The next theme for the book club in 2015 was Aviation. We started with Birdmen by Lawrence Goldstone.
Like all new technologies there was a battle royale concerning these new-fangled flying machines. The Wright Brothers were pitted against Glenn Curtiss. Each had their own ideas about how to control aircraft in flight, including banking and turning.
This inevitably led to a war over patents. As we will see, patent contests become the central point of many new technologies, such as the automobile and moving pictures. Hollywood in a large part was created by businessmen who sought to avoid Edison’s control over film. The authority to grant patents is provided in the Constitution, leading to the creation of the Patent Office. (In a future email, we will see that Clara Barton worked at the Patent Office.)
The Wright Brothers manufactured bicycles in Dayton, Ohio. The principle of balance while cycling applies to aviation as well, as Wilber Wright discovered.

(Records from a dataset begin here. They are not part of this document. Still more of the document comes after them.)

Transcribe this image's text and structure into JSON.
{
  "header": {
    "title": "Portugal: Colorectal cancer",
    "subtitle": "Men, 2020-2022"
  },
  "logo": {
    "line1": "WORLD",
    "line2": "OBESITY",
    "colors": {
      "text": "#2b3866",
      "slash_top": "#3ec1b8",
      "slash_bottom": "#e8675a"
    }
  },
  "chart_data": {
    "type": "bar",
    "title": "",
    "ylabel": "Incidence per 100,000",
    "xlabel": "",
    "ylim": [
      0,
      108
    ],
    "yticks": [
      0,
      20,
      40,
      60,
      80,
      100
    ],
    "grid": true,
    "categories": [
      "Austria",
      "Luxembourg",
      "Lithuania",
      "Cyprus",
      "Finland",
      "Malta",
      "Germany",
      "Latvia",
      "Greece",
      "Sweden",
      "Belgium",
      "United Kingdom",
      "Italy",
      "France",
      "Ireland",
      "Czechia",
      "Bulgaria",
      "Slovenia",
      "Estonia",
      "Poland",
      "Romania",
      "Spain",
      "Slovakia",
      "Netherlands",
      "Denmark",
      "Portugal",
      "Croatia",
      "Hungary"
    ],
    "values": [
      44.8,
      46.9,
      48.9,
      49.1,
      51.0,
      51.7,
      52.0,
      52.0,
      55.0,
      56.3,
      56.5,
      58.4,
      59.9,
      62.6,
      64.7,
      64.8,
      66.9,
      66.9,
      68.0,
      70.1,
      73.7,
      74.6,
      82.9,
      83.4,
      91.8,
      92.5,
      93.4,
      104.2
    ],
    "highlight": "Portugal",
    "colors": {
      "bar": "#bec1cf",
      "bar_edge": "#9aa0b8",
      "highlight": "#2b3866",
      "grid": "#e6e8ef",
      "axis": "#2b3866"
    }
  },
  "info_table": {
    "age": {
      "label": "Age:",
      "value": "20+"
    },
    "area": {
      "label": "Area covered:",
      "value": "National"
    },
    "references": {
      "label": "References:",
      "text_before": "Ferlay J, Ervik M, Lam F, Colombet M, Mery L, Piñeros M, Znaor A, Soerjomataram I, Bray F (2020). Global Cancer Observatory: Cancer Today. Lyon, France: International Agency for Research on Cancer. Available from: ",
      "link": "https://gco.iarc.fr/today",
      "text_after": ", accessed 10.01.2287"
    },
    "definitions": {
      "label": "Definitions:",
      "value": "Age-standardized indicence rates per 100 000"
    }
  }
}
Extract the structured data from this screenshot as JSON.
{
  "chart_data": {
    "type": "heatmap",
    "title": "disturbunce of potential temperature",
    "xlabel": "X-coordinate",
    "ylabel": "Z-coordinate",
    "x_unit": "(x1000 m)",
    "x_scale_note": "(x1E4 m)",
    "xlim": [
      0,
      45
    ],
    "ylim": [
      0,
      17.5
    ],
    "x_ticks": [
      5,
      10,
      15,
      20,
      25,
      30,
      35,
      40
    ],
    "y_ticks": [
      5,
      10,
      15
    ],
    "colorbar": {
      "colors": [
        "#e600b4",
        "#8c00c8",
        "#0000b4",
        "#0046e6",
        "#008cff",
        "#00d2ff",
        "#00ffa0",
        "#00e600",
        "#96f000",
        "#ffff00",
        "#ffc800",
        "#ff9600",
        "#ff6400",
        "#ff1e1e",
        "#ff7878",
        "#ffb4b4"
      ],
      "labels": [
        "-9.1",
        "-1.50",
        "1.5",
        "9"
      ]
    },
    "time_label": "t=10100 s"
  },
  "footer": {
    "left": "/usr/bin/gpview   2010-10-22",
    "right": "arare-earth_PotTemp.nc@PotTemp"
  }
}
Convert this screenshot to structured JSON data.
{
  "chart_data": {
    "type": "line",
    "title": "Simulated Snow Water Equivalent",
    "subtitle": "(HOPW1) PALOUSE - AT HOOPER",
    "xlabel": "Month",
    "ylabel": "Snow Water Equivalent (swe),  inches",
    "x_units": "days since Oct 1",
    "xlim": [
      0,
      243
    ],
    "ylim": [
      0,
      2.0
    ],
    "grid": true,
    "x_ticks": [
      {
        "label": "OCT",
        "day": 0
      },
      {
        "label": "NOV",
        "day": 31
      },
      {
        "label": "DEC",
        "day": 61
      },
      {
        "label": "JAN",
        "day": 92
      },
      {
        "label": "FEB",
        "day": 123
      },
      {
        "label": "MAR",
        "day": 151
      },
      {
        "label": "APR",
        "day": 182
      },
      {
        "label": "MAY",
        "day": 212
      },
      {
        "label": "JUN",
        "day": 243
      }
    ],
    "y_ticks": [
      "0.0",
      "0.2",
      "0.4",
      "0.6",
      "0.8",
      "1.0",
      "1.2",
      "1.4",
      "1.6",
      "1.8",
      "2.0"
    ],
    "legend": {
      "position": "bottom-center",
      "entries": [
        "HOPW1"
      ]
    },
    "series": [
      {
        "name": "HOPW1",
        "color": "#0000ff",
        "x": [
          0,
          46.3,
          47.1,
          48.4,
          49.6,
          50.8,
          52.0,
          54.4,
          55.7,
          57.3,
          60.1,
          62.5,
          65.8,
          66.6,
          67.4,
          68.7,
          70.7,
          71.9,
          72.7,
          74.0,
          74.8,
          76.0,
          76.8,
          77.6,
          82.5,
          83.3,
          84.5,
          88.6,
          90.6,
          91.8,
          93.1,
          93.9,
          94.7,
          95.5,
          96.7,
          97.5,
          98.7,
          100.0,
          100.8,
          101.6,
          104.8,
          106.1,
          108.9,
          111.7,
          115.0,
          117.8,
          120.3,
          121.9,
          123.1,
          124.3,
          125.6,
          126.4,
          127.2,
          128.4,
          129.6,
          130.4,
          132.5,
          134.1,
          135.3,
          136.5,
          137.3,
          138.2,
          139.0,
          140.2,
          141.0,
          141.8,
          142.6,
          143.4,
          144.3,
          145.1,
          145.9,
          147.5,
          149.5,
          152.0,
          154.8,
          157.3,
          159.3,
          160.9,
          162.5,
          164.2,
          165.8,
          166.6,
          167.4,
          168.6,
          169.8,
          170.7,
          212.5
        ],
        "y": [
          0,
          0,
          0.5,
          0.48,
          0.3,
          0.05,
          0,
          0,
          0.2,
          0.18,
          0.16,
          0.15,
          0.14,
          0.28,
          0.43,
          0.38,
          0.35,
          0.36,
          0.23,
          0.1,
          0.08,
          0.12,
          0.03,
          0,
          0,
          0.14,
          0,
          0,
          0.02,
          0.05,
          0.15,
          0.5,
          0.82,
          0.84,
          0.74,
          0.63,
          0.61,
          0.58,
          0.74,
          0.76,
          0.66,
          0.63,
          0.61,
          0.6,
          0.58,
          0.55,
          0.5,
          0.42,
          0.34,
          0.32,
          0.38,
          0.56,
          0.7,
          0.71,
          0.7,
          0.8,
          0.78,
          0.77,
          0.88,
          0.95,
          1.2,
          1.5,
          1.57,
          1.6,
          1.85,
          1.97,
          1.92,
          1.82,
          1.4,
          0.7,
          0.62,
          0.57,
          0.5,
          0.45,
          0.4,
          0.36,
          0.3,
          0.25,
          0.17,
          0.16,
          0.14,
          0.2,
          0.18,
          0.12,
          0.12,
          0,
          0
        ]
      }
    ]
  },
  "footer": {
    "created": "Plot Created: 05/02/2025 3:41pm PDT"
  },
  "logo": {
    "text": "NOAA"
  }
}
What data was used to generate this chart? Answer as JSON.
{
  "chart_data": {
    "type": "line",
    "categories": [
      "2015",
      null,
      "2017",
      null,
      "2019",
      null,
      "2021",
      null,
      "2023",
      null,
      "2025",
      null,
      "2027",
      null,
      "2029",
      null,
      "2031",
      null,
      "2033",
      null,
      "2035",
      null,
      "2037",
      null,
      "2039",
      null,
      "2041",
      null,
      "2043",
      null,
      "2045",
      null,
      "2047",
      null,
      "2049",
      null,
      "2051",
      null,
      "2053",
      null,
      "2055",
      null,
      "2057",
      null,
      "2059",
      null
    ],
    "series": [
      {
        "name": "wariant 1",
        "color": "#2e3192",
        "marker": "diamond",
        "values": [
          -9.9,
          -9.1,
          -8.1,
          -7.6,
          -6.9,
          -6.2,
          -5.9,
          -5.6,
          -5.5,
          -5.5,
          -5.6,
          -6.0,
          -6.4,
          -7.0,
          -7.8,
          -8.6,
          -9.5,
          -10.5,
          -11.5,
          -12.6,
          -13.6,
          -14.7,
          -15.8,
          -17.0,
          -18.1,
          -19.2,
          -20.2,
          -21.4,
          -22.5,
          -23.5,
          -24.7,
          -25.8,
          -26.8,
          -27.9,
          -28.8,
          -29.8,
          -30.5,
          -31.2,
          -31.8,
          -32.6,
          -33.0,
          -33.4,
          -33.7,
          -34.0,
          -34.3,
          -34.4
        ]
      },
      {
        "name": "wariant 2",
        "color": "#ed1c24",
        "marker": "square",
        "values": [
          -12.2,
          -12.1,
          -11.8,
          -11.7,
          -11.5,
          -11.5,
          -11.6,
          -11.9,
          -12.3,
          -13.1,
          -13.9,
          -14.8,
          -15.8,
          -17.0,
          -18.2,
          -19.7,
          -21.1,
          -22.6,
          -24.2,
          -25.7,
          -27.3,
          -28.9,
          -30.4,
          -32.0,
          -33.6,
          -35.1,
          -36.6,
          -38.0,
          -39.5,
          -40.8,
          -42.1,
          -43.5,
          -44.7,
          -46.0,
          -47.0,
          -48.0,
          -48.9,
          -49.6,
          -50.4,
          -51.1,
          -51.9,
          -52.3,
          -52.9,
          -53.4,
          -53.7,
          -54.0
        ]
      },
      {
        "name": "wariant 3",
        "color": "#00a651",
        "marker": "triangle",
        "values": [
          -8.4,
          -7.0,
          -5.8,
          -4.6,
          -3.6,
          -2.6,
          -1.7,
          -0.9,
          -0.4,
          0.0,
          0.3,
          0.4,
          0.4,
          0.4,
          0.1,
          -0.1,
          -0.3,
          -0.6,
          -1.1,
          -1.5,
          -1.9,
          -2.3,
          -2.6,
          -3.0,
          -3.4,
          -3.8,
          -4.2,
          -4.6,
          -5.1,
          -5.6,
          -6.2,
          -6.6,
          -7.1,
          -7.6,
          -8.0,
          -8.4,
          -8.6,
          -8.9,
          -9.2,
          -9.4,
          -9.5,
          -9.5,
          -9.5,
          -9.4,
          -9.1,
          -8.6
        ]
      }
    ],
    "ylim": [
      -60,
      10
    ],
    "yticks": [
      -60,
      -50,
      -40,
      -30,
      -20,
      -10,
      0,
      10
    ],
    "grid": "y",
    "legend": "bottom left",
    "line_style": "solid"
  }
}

Initial competition in aviation came from the Europeans, such as Roland Garros, a hero of the First World War, for whom the French Open Tennis Championship is named.
Southern California, with its excellent weather, became a hotbed of aviation with small airports scattered throughout the basin, such as Sky Ranch airport located in La Puente and Shepherd Field in the City of Industry. Of course, Edwards Air Force Base was the site of many aviation firsts and one of the landing sites of the Space Shuttle.
In the city of Brea I have often passed by a nondescript office building on Birch Street with a sign the reads "Curtiss Wright." This is the headquarters of Curtiss-Wright Nuclear Division. Over the years these two business foes merged to form a large corporation.